Doch bereits lange vor diesem Aufbruch in den selbstgewählten Schreibort Soria spielten Musikautomaten, Musikboxen oder eben Jukeboxen wiederkehrend eine Rolle in Peter Handkes Erzählungen. Ein sehr früher Beleg ist beispielsweise die Beschreibung einer Fotografie (ÖLA SPH/LW/S103) in Die Angst des Tormanns beim Elfmeter, die Peter Handke im September 1968 bei seinem Schreibaufenthalt in Neumarkt an der Raab bzw. Jennersdorf anfertigte: »Er erblickte einen anderen Ausschnitt mit der Musicbox, durch die langsam ein Lichtpunkt wanderte, der dann bei der gewählten Nummer stehenblieb, daneben den Zigarettenautomaten, darauf wieder einen Blumenstrauß« (DAT 79). »Jukebox-Notizen« kann man bereits in den 1970er-Jahren feststellen, das eindrucksvollste Beispiel ist eine detailreiche Zeichnung, die während der Karstreise am 13. August 1978 entstand (vgl. Abbildung). Weitere Belegstellen liefern, ohne Anspruch auf Vollständigkeit und abgesehen von Aussagen in Interviews oder den Journalen, die Werke Der kurze Brief zum langen Abschied (1972), Wunschloses Unglück (1972), Langsame Heimkehr (1979), Der Chinese des Schmerzes (1983), Die Wiederholung (1986), Nachmittag eines Schriftstellers (1987), Versuch über die Müdigkeit (1989) und Mein Jahr in der Niemandsbucht (1994).

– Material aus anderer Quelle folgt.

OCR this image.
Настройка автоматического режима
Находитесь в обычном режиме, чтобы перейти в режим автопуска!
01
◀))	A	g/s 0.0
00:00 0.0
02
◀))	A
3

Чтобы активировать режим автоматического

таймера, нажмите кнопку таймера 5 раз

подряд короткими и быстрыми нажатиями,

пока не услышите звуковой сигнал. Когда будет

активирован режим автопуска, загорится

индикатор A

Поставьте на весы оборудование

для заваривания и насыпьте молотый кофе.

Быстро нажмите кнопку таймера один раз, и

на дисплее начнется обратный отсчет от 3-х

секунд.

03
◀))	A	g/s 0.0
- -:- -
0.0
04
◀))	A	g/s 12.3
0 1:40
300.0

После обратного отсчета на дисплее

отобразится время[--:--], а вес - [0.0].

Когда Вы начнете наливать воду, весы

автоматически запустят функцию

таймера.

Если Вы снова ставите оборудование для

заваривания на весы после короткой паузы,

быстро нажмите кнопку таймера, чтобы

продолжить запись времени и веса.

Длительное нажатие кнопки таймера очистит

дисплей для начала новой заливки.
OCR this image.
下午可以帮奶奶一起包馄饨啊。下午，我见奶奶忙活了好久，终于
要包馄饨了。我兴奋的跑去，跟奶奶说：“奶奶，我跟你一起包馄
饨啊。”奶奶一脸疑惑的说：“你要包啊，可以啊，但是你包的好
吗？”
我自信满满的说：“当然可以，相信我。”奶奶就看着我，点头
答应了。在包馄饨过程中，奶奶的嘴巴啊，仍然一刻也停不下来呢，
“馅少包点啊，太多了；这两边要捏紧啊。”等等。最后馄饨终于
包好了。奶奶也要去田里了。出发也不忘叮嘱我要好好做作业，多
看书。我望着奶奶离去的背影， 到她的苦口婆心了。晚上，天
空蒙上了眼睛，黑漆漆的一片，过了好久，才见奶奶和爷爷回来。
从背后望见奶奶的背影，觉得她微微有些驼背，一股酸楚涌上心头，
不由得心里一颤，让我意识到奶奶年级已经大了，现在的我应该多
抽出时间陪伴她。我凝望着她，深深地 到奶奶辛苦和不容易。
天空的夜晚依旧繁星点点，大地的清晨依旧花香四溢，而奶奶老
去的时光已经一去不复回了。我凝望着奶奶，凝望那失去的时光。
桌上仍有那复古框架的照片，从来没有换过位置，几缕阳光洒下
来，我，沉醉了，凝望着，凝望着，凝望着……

Dass sich das Thema zum eigenständigen Schreibvorhaben verdichtete, wird im Notizbuch vom 15. Dezember 1988 bis 17. Februar 1989 deutlich, das erstmals den Titel am Vorsatzblatt trägt. Eine Notizbuchaufzeichnung vom 19. Oktober 1987 oder ein Journaleintrag vom 14. März 1988 sind exemplarische Belege, dass die Jukebox auch im weiteren zeitlichen Vorfeld ein wiederkehrendes Objekt der Aufmerksamkeit für Handke darstellte: »Gestern in Lehen: [...] als von der Jukebox "Lodi" von den CCR kam, dachte ich, dieses Lied ("somewhere I lost connection") passe gut mit dem Kirchenlied, gesungen von dem einsamen Sänger in Beaune, zusammen ("eo miseri")« und: »[...] und auf dem Nachtflug von Tokyo erschienen die Sterne zeitweise unten, und jetzt aus der Jukebox: "A Blues Man never travels a road without a pistol", und was war doch die Essenz des Blues? – "Good man feeling bad")« (14. März 1988, G 129; im Notizbucheintrag hierzu hatte Handke lediglich die Songzitate notiert, die Jukebox erst nachträglich im Journal erwähnt).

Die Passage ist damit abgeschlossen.